In 141 years, the Secret Service has never had a traitor…until now. That's the sort of log line that makes studio brass stand at attention. When the lead also happens to be an agent somewhat past his prime, that makes aged stars like Michael Douglas stand at attention. Playing opposite Kim Basinger probably didn't hurt, either.

Of course, Clint Eastwood riffed on the Secret Service with In the Line of Fire, but his job involved putting to rest the demons of JFK. In The Sentinel, Douglas' Pete Garrison has been lionized for taking a bullet for Ronald Reagan. He's not exactly haunted by his past, though a couple of shots near the beginning of the film want you to think so.

Garrison has a different secret, more along the lines of Kevin Costner in My Bodyguard. It couldn't come at a worse time, either, as while he romances the President's wife, someone out there threatens to kill the President.

If you've seen any thriller before, you know it's only a matter of time before Garrison gets framed for being the wanna-be assassin. In many ways, The Sentinel goes by the numbers. While Garrison plays footsie with the First Lady, his best student Jill Marin (Eva Longoria) joins his former best friend David Breckinridge (Kiefer Sutherland) in investigating just who the mole within the Secret Service is.

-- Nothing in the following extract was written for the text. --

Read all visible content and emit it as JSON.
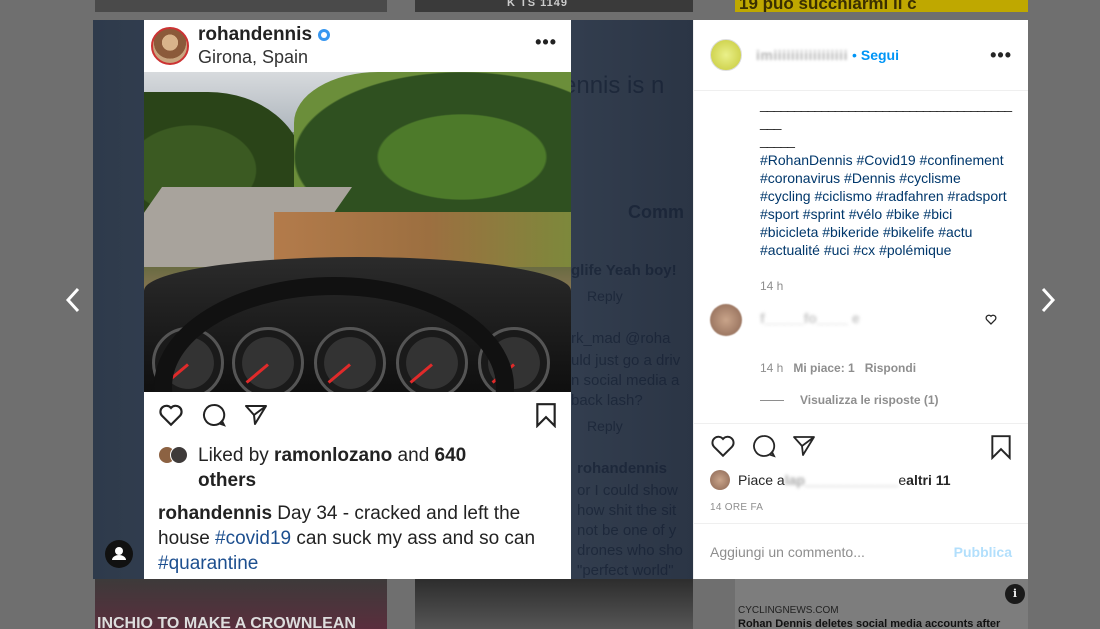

Of course, Garrison and Breckinridge had a falling out when the younger man thought Garrison slept with his wife. Despite being an investigator who looks at all the facts rather than just those that fit his theories, Breckinridge cannot get past his erroneous belief that Garrison betrayed him. And so the game is on…

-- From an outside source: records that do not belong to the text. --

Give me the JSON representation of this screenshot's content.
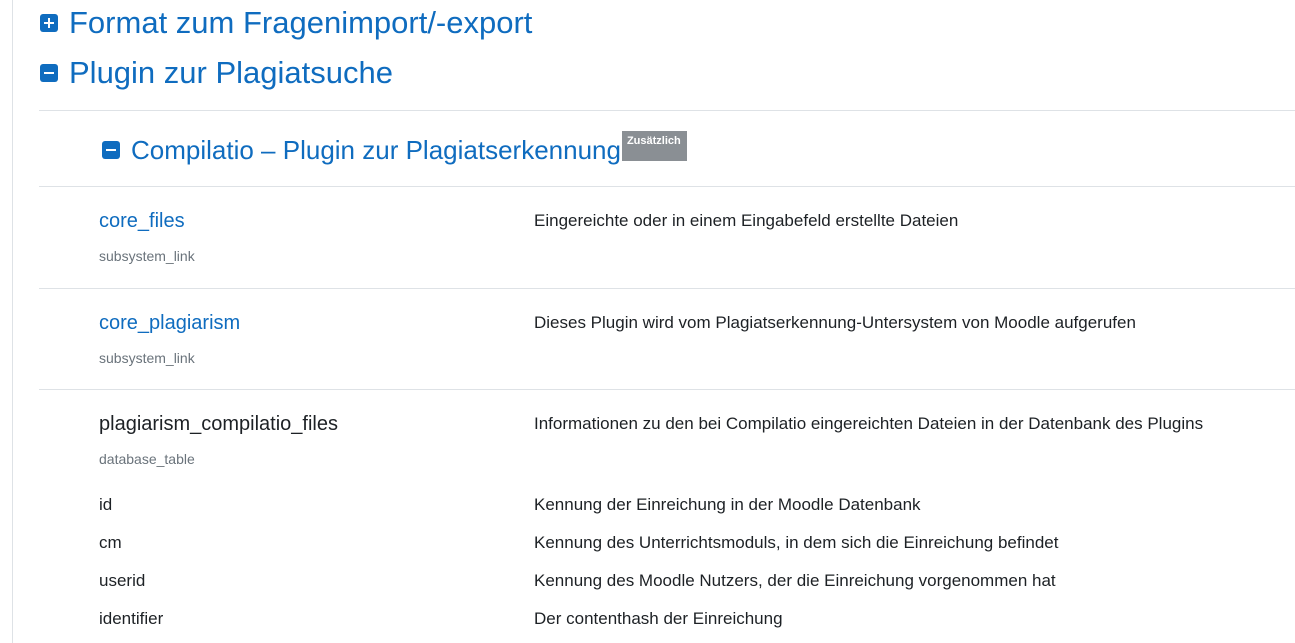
{
  "sections": {
    "format": {
      "label": "Format zum Fragenimport/-export",
      "state": "collapsed"
    },
    "plagiarism": {
      "label": "Plugin zur Plagiatsuche",
      "state": "expanded"
    }
  },
  "compilatio": {
    "label": "Compilatio – Plugin zur Plagiatserkennung",
    "badge": "Zusätzlich",
    "state": "expanded"
  },
  "items": [
    {
      "name": "core_files",
      "type": "subsystem_link",
      "description": "Eingereichte oder in einem Eingabefeld erstellte Dateien"
    },
    {
      "name": "core_plagiarism",
      "type": "subsystem_link",
      "description": "Dieses Plugin wird vom Plagiatserkennung-Untersystem von Moodle aufgerufen"
    },
    {
      "name": "plagiarism_compilatio_files",
      "type": "database_table",
      "description": "Informationen zu den bei Compilatio eingereichten Dateien in der Datenbank des Plugins"
    }
  ],
  "fields": [
    {
      "name": "id",
      "description": "Kennung der Einreichung in der Moodle Datenbank"
    },
    {
      "name": "cm",
      "description": "Kennung des Unterrichtsmoduls, in dem sich die Einreichung befindet"
    },
    {
      "name": "userid",
      "description": "Kennung des Moodle Nutzers, der die Einreichung vorgenommen hat"
    },
    {
      "name": "identifier",
      "description": "Der contenthash der Einreichung"
    }
  ],
  "colors": {
    "link": "#0f6cbf",
    "badge": "#8a8f94",
    "divider": "#dee2e6",
    "muted": "#6a737b"
  }
}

Director Clark Johnson gets the film off to a pretty good start, lifting it above the usual political thriller fare. Making a cameo as the first to stumble across the plot, Johnson fills the first half-hour with visual noise. Overlays of threats in a variety of languages appear both visually and aurally, giving a taste of how hard it must be for the Secret Service to separate credible threats from insanity.

Much of the film also utilizes surveillance camera angles, sometimes from a faceless photographer, sometimes through security cameras. It all ratchets up the paranoia. In a nice counterpoint, Johnson also has the characters consistently use very low tech ways of evading observation. A simple change of jacket messes things up for people too focused on the specifics.

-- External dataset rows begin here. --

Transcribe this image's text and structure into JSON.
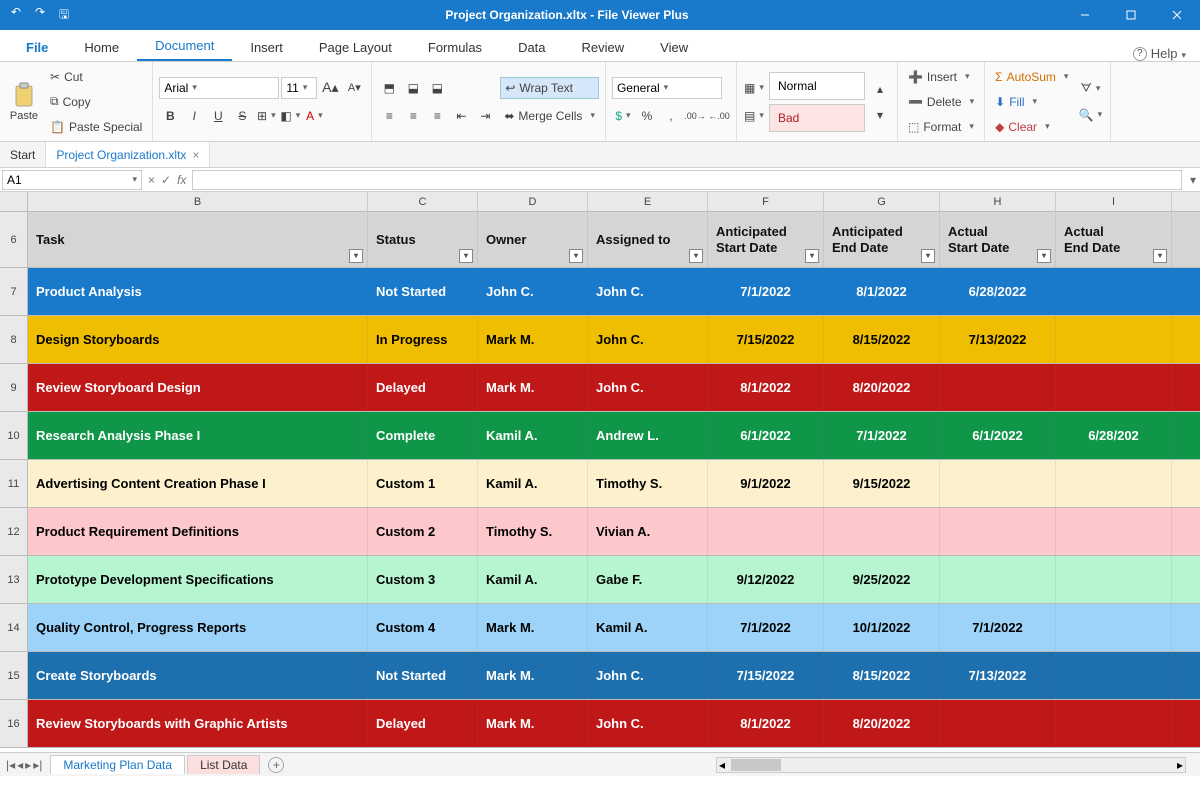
{
  "title": "Project Organization.xltx - File Viewer Plus",
  "tabs": {
    "file": "File",
    "home": "Home",
    "document": "Document",
    "insert": "Insert",
    "page": "Page Layout",
    "formulas": "Formulas",
    "data": "Data",
    "review": "Review",
    "view": "View",
    "help": "Help"
  },
  "clipboard": {
    "paste": "Paste",
    "cut": "Cut",
    "copy": "Copy",
    "special": "Paste Special"
  },
  "font": {
    "name": "Arial",
    "size": "11"
  },
  "wrap": "Wrap Text",
  "merge": "Merge Cells",
  "numfmt": "General",
  "styles": {
    "normal": "Normal",
    "bad": "Bad"
  },
  "cells": {
    "insert": "Insert",
    "delete": "Delete",
    "format": "Format"
  },
  "edit": {
    "autosum": "AutoSum",
    "fill": "Fill",
    "clear": "Clear"
  },
  "doc_tabs": {
    "start": "Start",
    "current": "Project Organization.xltx"
  },
  "name_box": "A1",
  "col_letters": [
    "B",
    "C",
    "D",
    "E",
    "F",
    "G",
    "H",
    "I"
  ],
  "headers": [
    "Task",
    "Status",
    "Owner",
    "Assigned to",
    "Anticipated Start Date",
    "Anticipated End Date",
    "Actual Start Date",
    "Actual End Date"
  ],
  "rows": [
    {
      "n": "7",
      "cls": "r-blue",
      "c": [
        "Product Analysis",
        "Not Started",
        "John C.",
        "John C.",
        "7/1/2022",
        "8/1/2022",
        "6/28/2022",
        ""
      ]
    },
    {
      "n": "8",
      "cls": "r-yellow",
      "c": [
        "Design Storyboards",
        "In Progress",
        "Mark M.",
        "John C.",
        "7/15/2022",
        "8/15/2022",
        "7/13/2022",
        ""
      ]
    },
    {
      "n": "9",
      "cls": "r-red",
      "c": [
        "Review Storyboard Design",
        "Delayed",
        "Mark M.",
        "John C.",
        "8/1/2022",
        "8/20/2022",
        "",
        ""
      ]
    },
    {
      "n": "10",
      "cls": "r-green",
      "c": [
        "Research Analysis Phase I",
        "Complete",
        "Kamil A.",
        "Andrew L.",
        "6/1/2022",
        "7/1/2022",
        "6/1/2022",
        "6/28/202"
      ]
    },
    {
      "n": "11",
      "cls": "r-cream",
      "c": [
        "Advertising Content Creation Phase I",
        "Custom 1",
        "Kamil A.",
        "Timothy S.",
        "9/1/2022",
        "9/15/2022",
        "",
        ""
      ]
    },
    {
      "n": "12",
      "cls": "r-pink",
      "c": [
        "Product Requirement Definitions",
        "Custom 2",
        "Timothy S.",
        "Vivian A.",
        "",
        "",
        "",
        ""
      ]
    },
    {
      "n": "13",
      "cls": "r-mint",
      "c": [
        "Prototype Development Specifications",
        "Custom 3",
        "Kamil A.",
        "Gabe F.",
        "9/12/2022",
        "9/25/2022",
        "",
        ""
      ]
    },
    {
      "n": "14",
      "cls": "r-lblue",
      "c": [
        "Quality Control, Progress Reports",
        "Custom 4",
        "Mark M.",
        "Kamil A.",
        "7/1/2022",
        "10/1/2022",
        "7/1/2022",
        ""
      ]
    },
    {
      "n": "15",
      "cls": "r-blue2",
      "c": [
        "Create Storyboards",
        "Not Started",
        "Mark M.",
        "John C.",
        "7/15/2022",
        "8/15/2022",
        "7/13/2022",
        ""
      ]
    },
    {
      "n": "16",
      "cls": "r-red2",
      "c": [
        "Review Storyboards with Graphic Artists",
        "Delayed",
        "Mark M.",
        "John C.",
        "8/1/2022",
        "8/20/2022",
        "",
        ""
      ]
    }
  ],
  "header_row_n": "6",
  "sheet_tabs": {
    "a": "Marketing Plan Data",
    "b": "List Data"
  }
}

That stylistic tension also deflects attention away from the plot holes, with characters meeting for not much of a reason other than it can make for a tense scene. At least the audience gets to see a lot of procedural stuff with a decent sense of urgency, a technique Johnson learned from his days on the late great Homicide: Life on the Streets Try not to notice that too many of those scenes involve red herrings.

Many of the characters lead us nowhere as well. President Ballentine (David Rasche) seems a likable enough fellow, but we get no sense as to why his marriage has conflict in it. That's only odd because his wife Sarah's affair with Garrison is so clearly meant to be a symptom, not the cause. At least Sarah (Basinger) gets to be fairly strong, though beyond that we don't know much. She fares better than Breckinridge's wife, who appears in the lamest and most pointless scene, with Garrison once again grilling her as to why his former best friend thinks they had an affair.

Bad dialoguing happens quite often, but whether that's a function of George Nolfi's screenplay or just haphazard editing is too close to call. Cutting scenes with this kind of tension can be a difficult task, one that doesn't always work in The Sentinel.

The two marquee stars do their jobs well. Douglas can play wrongly accused yet still guilty better than almost anyone around, even as his star fades. Just to remind us that Sutherland can handle the big screen as well as the small, he works hard as Breckinridge.

If Longoria, however, looked to this as a step out of television, it's too soon to tell. Her character suffers from being a bit underwritten and despite being sharp in the beginning, soon devolves into just looking concerned. But it's not her show anyway. Her role exists just to be in the shadow of her two mentors.

The Sentinel should stand watch over the next couple of weekends, but for action fans, it's just a placeholder until Mission: Impossible III.